In which direction does the electron move during an electronic transition? Let's imagine a molecule and put it in a 3D space. Let's also imagine an electronic transition for this molecule.
I know how an electronic transition works, how to value if it is possible (using the rules derived from the symmetry of the molecule and so on). My question is: how do I understand how the electron moves during the transition WITHOUT using the symmetry of the molecule? Can I "see" in which direction the electron moves in the 3D space without using the symmetry?
(I hope I've been clear enough to understand the question! Sorry for my mistakes)
 A: You have to consider the molecular orbital as a hole. The molecular orbitals (MOs) are formed from atomic orbitals of each individual atom. Since the number of MOs and AOs are conserved, if two AOs combined, they would make a bonding and antibonding pair of orbitals.
It is then possible, using a computer to plot the electron density function of the MO - this is the probability of finding the electron of a given molecular orbital in a given region of space. In this respect, it isn't possible to say in which direction the transition will occur, only what the probabilities are of finding the electron in two different MOs before and after the transition.

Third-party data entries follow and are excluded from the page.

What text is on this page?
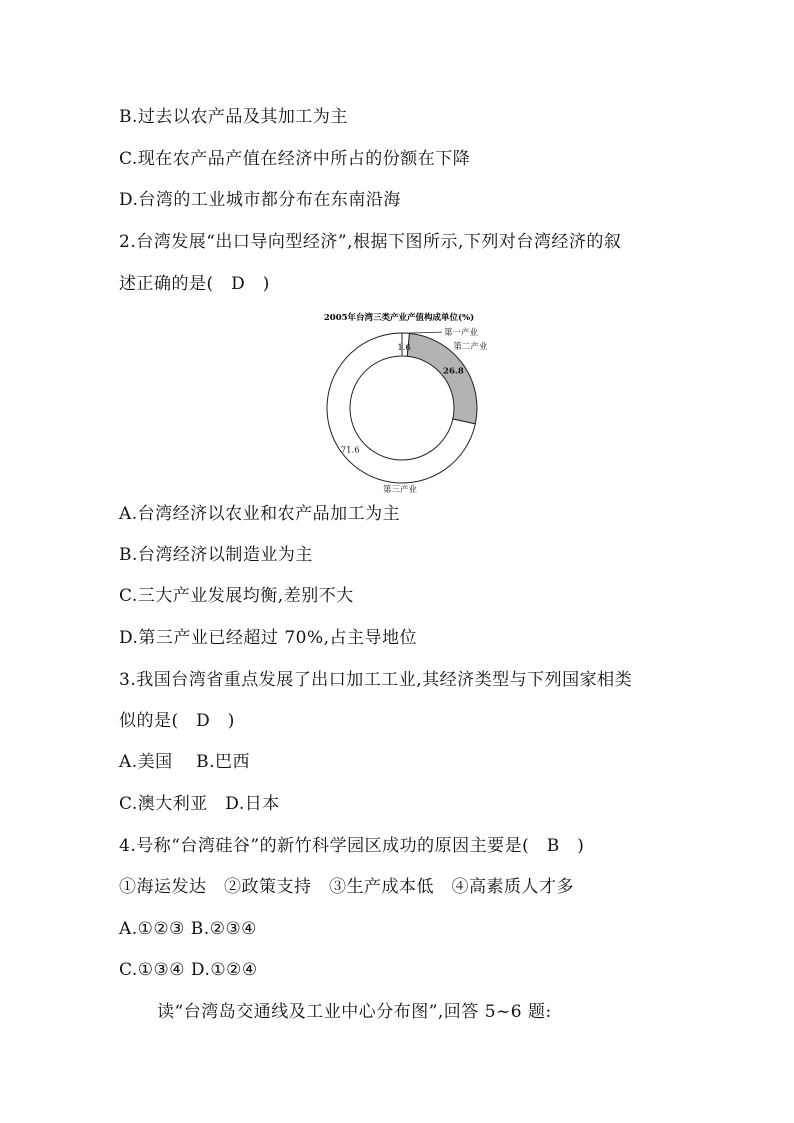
B.过去以农产品及其加工为主
C.现在农产品产值在经济中所占的份额在下降
D.台湾的工业城市都分布在东南沿海
2.台湾发展“出口导向型经济”,根据下图所示,下列对台湾经济的叙
述正确的是(　D　)
2005年台湾三类产业产值构成单位(%)
1.6
26.8
71.6
第一产业
第二产业
第三产业
A.台湾经济以农业和农产品加工为主
B.台湾经济以制造业为主
C.三大产业发展均衡,差别不大
D.第三产业已经超过 70%,占主导地位
3.我国台湾省重点发展了出口加工工业,其经济类型与下列国家相类
似的是(　D　)
A.美国　 B.巴西
C.澳大利亚　D.日本
4.号称“台湾硅谷”的新竹科学园区成功的原因主要是(　B　)
①海运发达　②政策支持　③生产成本低　④高素质人才多
A.①②③ B.②③④
C.①③④ D.①②④
读“台湾岛交通线及工业中心分布图”,回答 5~6 题:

For example, the image here shows that when two px orbitals combine, they form PI bonding and Antibonding orbitals. Technically there is a zero probability of finding the electron in the middle in the antibonding case (this region is called a node).
A: What is the time scale you are interested in?
During spontaneous transitions between metastable states, electron passes from one quasi-stationary state to another. In this case, you have the wave functions of the initial and final states for which it is possible to compute an expectation of the electron position before and after transition.